Playing against computers actually increased the extent to which chess became popular. And, on average, the best players became better playing against the artificial minds. Technology raised their game. Even Kasparov, who lost, speculated on the unfairness of being matched to a database that had access to every single chess move ever. So he invented a new, freestyle chess league, where you can play any way you want. You can play as an AI or you can play as a human or you can play as a team of AI and humans.

In the past couple of years the best chess player on the planet is not an AI. And it’s not a human. It’s the team that Kasparov refers to centaurs; it’s the team of humans and AI. They are complementary. AIs and humans think differently. This is reflected in other disciplines. The world’s best medical diagnostician is not Watson, or a human doctor. It’s the team of Watson plus a doctor.

This idea of teaming, or collaborating with something that can be creative, make decisions, and develop consciousness (different than ours) requires us to learn to develop more self-awareness, increase our autonomy, and make better decisions. We are running on a different substrate, and it’s not a zero-sum game.

There is inherent beauty in this symmetry between machines and humans.
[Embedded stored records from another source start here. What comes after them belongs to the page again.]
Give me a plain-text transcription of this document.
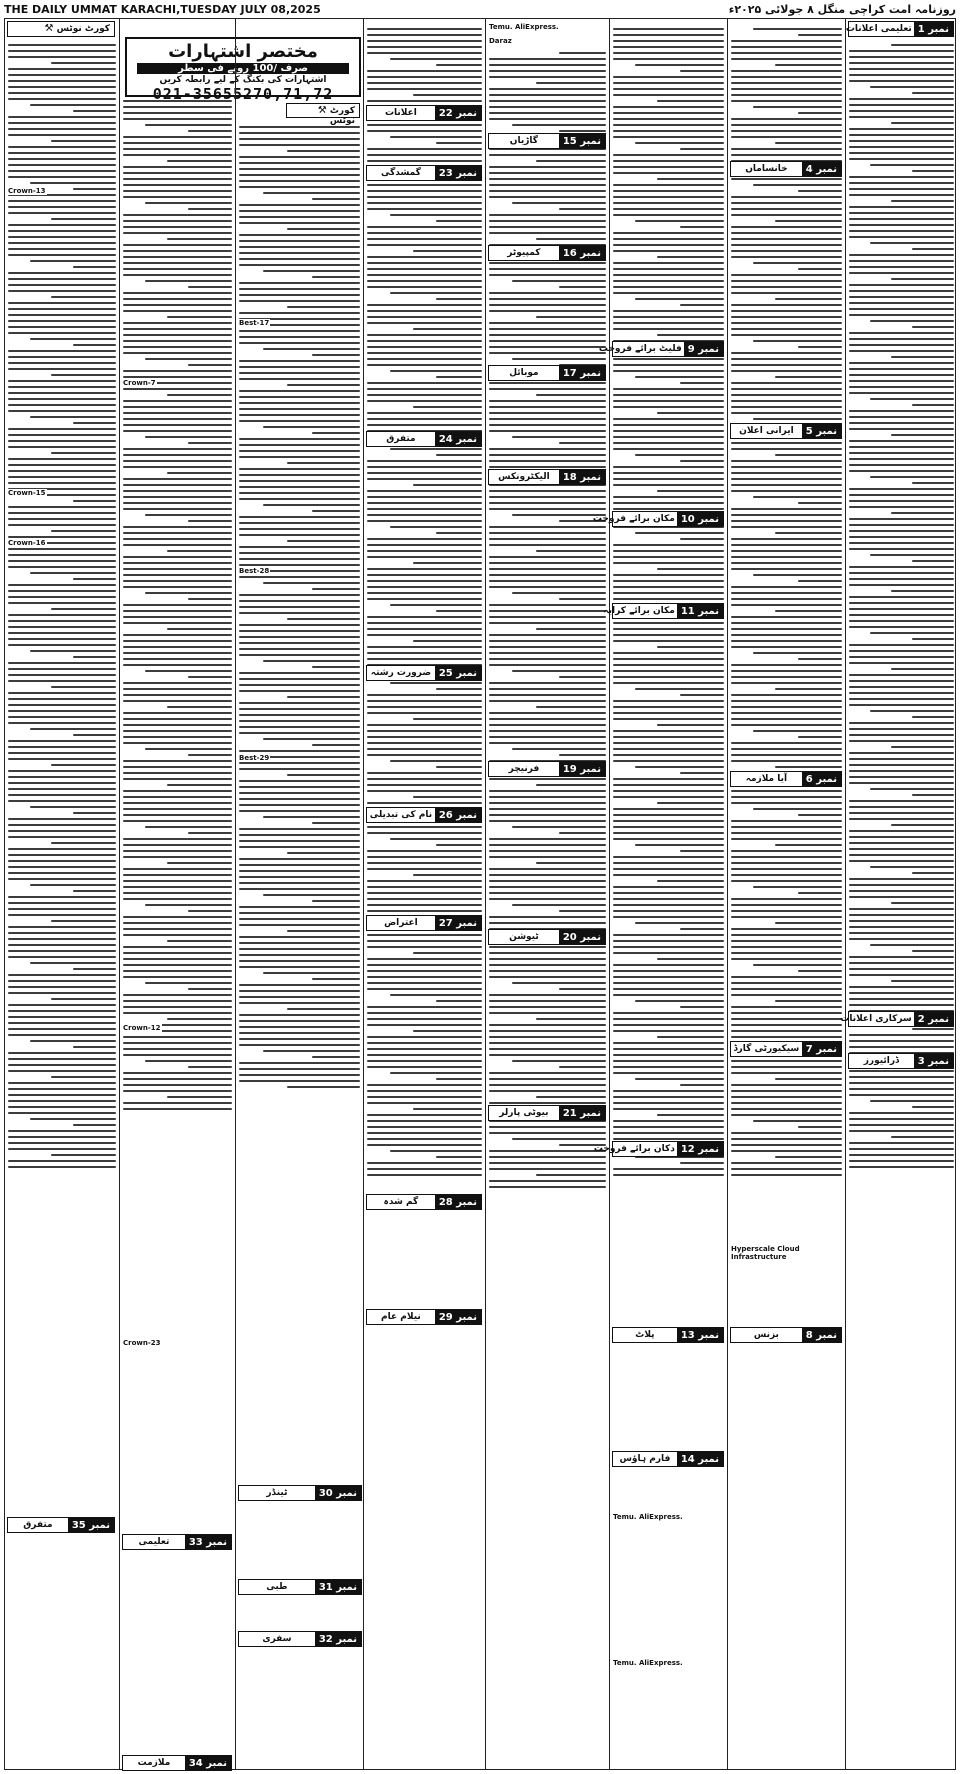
THE DAILY UMMAT KARACHI,TUESDAY JULY 08,2025	روزنامہ امت کراچی منگل ۸ جولائی ۲۰۲۵ء
⚒ کورٹ نوٹس
Crown-13
Crown-15
Crown-16
نمبر 35
متفرق
Crown-7
Crown-12
Crown-23
نمبر 33
تعلیمی
نمبر 34
ملازمت
مختصر اشتہارات
صرف /100 روپے فی سطر
اشتہارات کی بکنگ کے لیے رابطہ کریں
021-35655270,71,72
⚒ کورٹ نوٹس
Best-17
Best-28
Best-29
نمبر 30
ٹینڈر
نمبر 31
طبی
نمبر 32
سفری
نمبر 22
اعلانات
نمبر 23
گمشدگی
نمبر 24
متفرق
نمبر 25
ضرورت رشتہ
نمبر 26
نام کی تبدیلی
نمبر 27
اعتراض
نمبر 28
گم شدہ
نمبر 29
نیلام عام
Temu. AliExpress.
Daraz
نمبر 15
گاڑیاں
نمبر 16
کمپیوٹر
نمبر 17
موبائل
نمبر 18
الیکٹرونکس
نمبر 19
فرنیچر
نمبر 20
ٹیوشن
نمبر 21
بیوٹی پارلر
نمبر 9
فلیٹ برائے فروخت
نمبر 10
مکان برائے فروخت
نمبر 11
مکان برائے کرایہ
نمبر 12
دکان برائے فروخت
نمبر 13
پلاٹ
نمبر 14
فارم ہاؤس
Temu. AliExpress.
Temu. AliExpress.
نمبر 4
خانساماں
نمبر 5
ایرانی اعلان
نمبر 6
آیا ملازمہ
نمبر 7
سیکیورٹی گارڈ
Hyperscale Cloud Infrastructure
نمبر 8
بزنس
نمبر 1
تعلیمی اعلانات
نمبر 2
سرکاری اعلانات
نمبر 3
ڈرائیورز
That, if humans get to gain more awareness of themselves and gain mastery in something unique to them, we can work with machines to tackle something even greater.

At its essence, artificial intelligence is math and data. Math and data have rules. What is difficult about the problems that need to be solved today is that deep neural networks of the brain have a multidimensional space where there is no “sense” to be made. Or, at least we are still unable to make sense of the rules at play. At a certain point, we just don’t know what it all means (yet).

If you relate to the metaphor of the brain in terms of a computer and the way that it receives, processes and stores information, you can appreciate that incoming information is acted upon by a series of processing systems. Each of these systems accepts, rejects or transforms the information in some way, resulting in some form of response.

Where there is a difference between the computer and the brain is in the type of processing of which each is capable. Computers are only capable of processing one bit of information at a time before moving on to the next bit, whereas the brain often engages in a multitude of bits of information simultaneously. There is also an issue about predictability, with the computer always reacting to the same input in exactly the same manner, whereas the brain may be subjected to emotional or environmental pressures that cause differences in reaction.

In short, we just don’t know the rules of the human brain. Therein lies the great fear of and opportunity for humankind: learning, guiding, or controlling these rules.